Newly Discovered Vulnerabilities
- Google patched a Chrome zero-day vulnerability (CVE-2025-6554) that is being actively exploited in the wild, the fourth such Chrome zero-day addressed in 2025.
- Researchers identified a critical vulnerability in Anthropic’s Model Context Protocol (MCP) Inspector project, exposing developer machines to remote exploits.
- A new flaw in IDEs such as Visual Studio Code, Visual Studio, IntelliJ IDEA, and Cursor allows malicious extensions to bypass verified status, undermining extension security controls.
- A new FileFix attack has been observed that executes malicious JScript while bypassing Windows Mark of the Web (MoTW) protections by exploiting browser handling of saved HTML webpages.
Notable Threat Actor Activity
- Unknown threat actors are weaponizing Vercel’s v0 generative AI tool to rapidly create fake login pages for phishing at scale.
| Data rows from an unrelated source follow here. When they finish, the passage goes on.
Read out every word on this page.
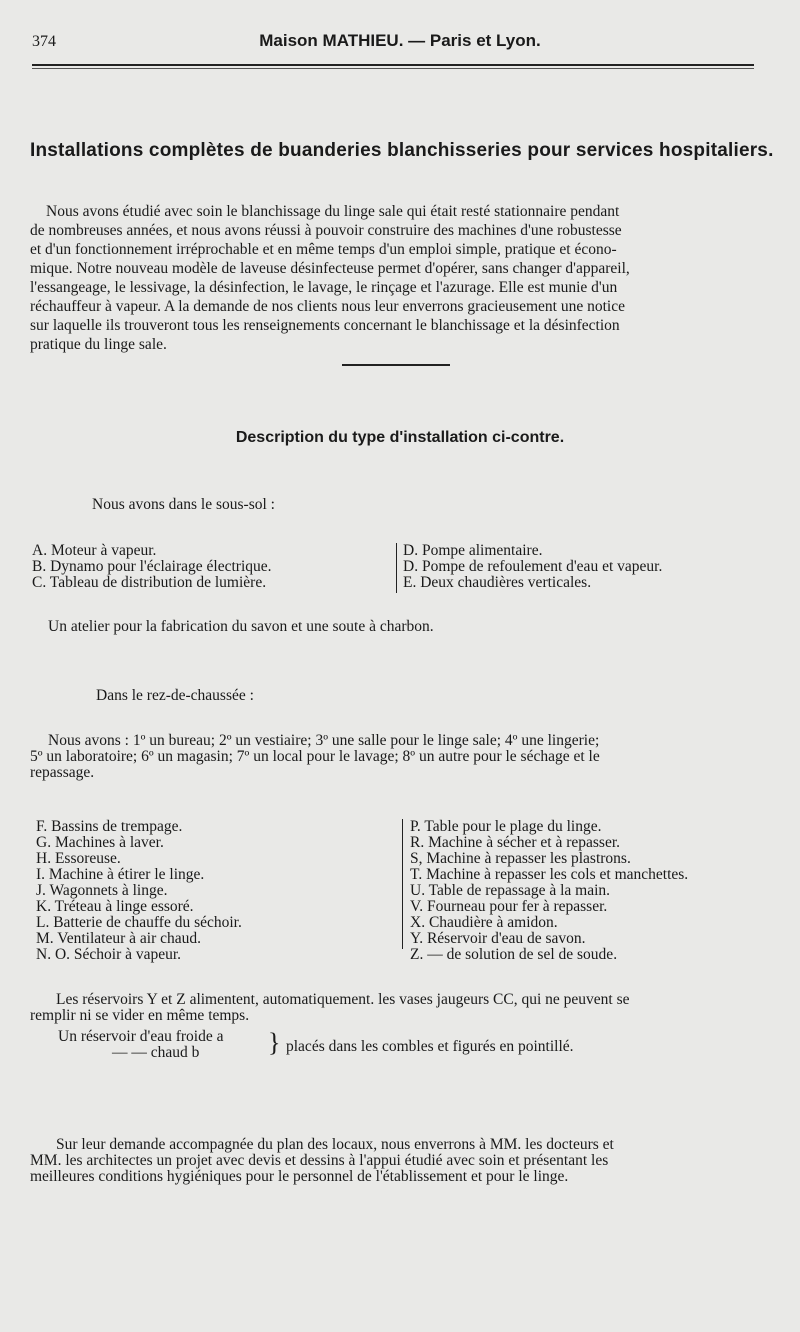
374	Maison MATHIEU. — Paris et Lyon.
Installations complètes de buanderies blanchisseries pour services hospitaliers.
Nous avons étudié avec soin le blanchissage du linge sale qui était resté stationnaire pendant
de nombreuses années, et nous avons réussi à pouvoir construire des machines d'une robustesse
et d'un fonctionnement irréprochable et en même temps d'un emploi simple, pratique et écono-
mique. Notre nouveau modèle de laveuse désinfecteuse permet d'opérer, sans changer d'appareil,
l'essangeage, le lessivage, la désinfection, le lavage, le rinçage et l'azurage. Elle est munie d'un
réchauffeur à vapeur. A la demande de nos clients nous leur enverrons gracieusement une notice
sur laquelle ils trouveront tous les renseignements concernant le blanchissage et la désinfection
pratique du linge sale.
Description du type d'installation ci-contre.
Nous avons dans le sous-sol :
A. Moteur à vapeur.
B. Dynamo pour l'éclairage électrique.
C. Tableau de distribution de lumière.
D. Pompe alimentaire.
D. Pompe de refoulement d'eau et vapeur.
E. Deux chaudières verticales.
Un atelier pour la fabrication du savon et une soute à charbon.
Dans le rez-de-chaussée :
Nous avons : 1º un bureau; 2º un vestiaire; 3º une salle pour le linge sale; 4º une lingerie;
5º un laboratoire; 6º un magasin; 7º un local pour le lavage; 8º un autre pour le séchage et le
repassage.
F. Bassins de trempage.
G. Machines à laver.
H. Essoreuse.
I. Machine à étirer le linge.
J. Wagonnets à linge.
K. Tréteau à linge essoré.
L. Batterie de chauffe du séchoir.
M. Ventilateur à air chaud.
N. O. Séchoir à vapeur.
P. Table pour le plage du linge.
R. Machine à sécher et à repasser.
S, Machine à repasser les plastrons.
T. Machine à repasser les cols et manchettes.
U. Table de repassage à la main.
V. Fourneau pour fer à repasser.
X. Chaudière à amidon.
Y. Réservoir d'eau de savon.
Z. — de solution de sel de soude.
Les réservoirs Y et Z alimentent, automatiquement. les vases jaugeurs CC, qui ne peuvent se
remplir ni se vider en même temps.
Un réservoir d'eau froide a
— — chaud b	} placés dans les combles et figurés en pointillé.
Sur leur demande accompagnée du plan des locaux, nous enverrons à MM. les docteurs et
MM. les architectes un projet avec devis et dessins à l'appui étudié avec soin et présentant les
meilleures conditions hygiéniques pour le personnel de l'établissement et pour le linge.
- Tactical overlaps have been observed between TA829 (linked to RomCom RAT) and the UNK_GreenSec cluster, including shared infrastructure and the use of a loader dubbed TransferLoader.
- The Silver Fox group is suspected of targeting Taiwanese entities using sideloading techniques to deliver Gh0stRAT variants, leveraging lures related to DeepSeek’s LLM.
- North Korean IT workers have infiltrated technology, manufacturing, and transportation sectors globally to steal funds and data, with the U.S. DoJ arresting a facilitator, seizing 29 domains, and disrupting 21 “laptop farms” across 16 states.
- The U.S. Treasury sanctioned Russian hosting provider Aeza Group and four operators for providing bulletproof hosting to ransomware and infostealer operators.
Trends, Tools, or Tactics of Interest
- Attackers are exploiting AI and generative tools (e.g., Vercel’s v0) to automate and scale phishing campaigns.
- Threat actors are increasingly targeting browsers through zero-day vulnerabilities and malicious extensions, highlighting browser security as an enterprise risk.
- FileFix attacks demonstrate continued evolution in bypassing Windows security features, specifically MoTW.
- Sideloading remains a prevalent technique for malware delivery, as seen in Silver Fox’s campaign.
- Concerns are raised over the potential manipulation of large language models (LLMs) for phishing, similar to previous SEO poisoning tactics.
- Cyber insurers have shifted assessment practices in response to the uptick in ransomware incidents, focusing on previously overlooked security weaknesses.
Regulatory or Policy Developments
- The U.S. Department of Justice and Treasury have taken coordinated action against North Korean cyber-enabled financial operations and Russian cybercrime infrastructure.
- The U.S. Senate has removed a ban on state-level AI regulations from a tax bill, allowing states to enact their own AI legislation in the absence of a federal framework.
- AT&T launched a “Wireless Lock” feature to help protect customers from SIM swapping attacks by restricting changes to account information and phone number porting.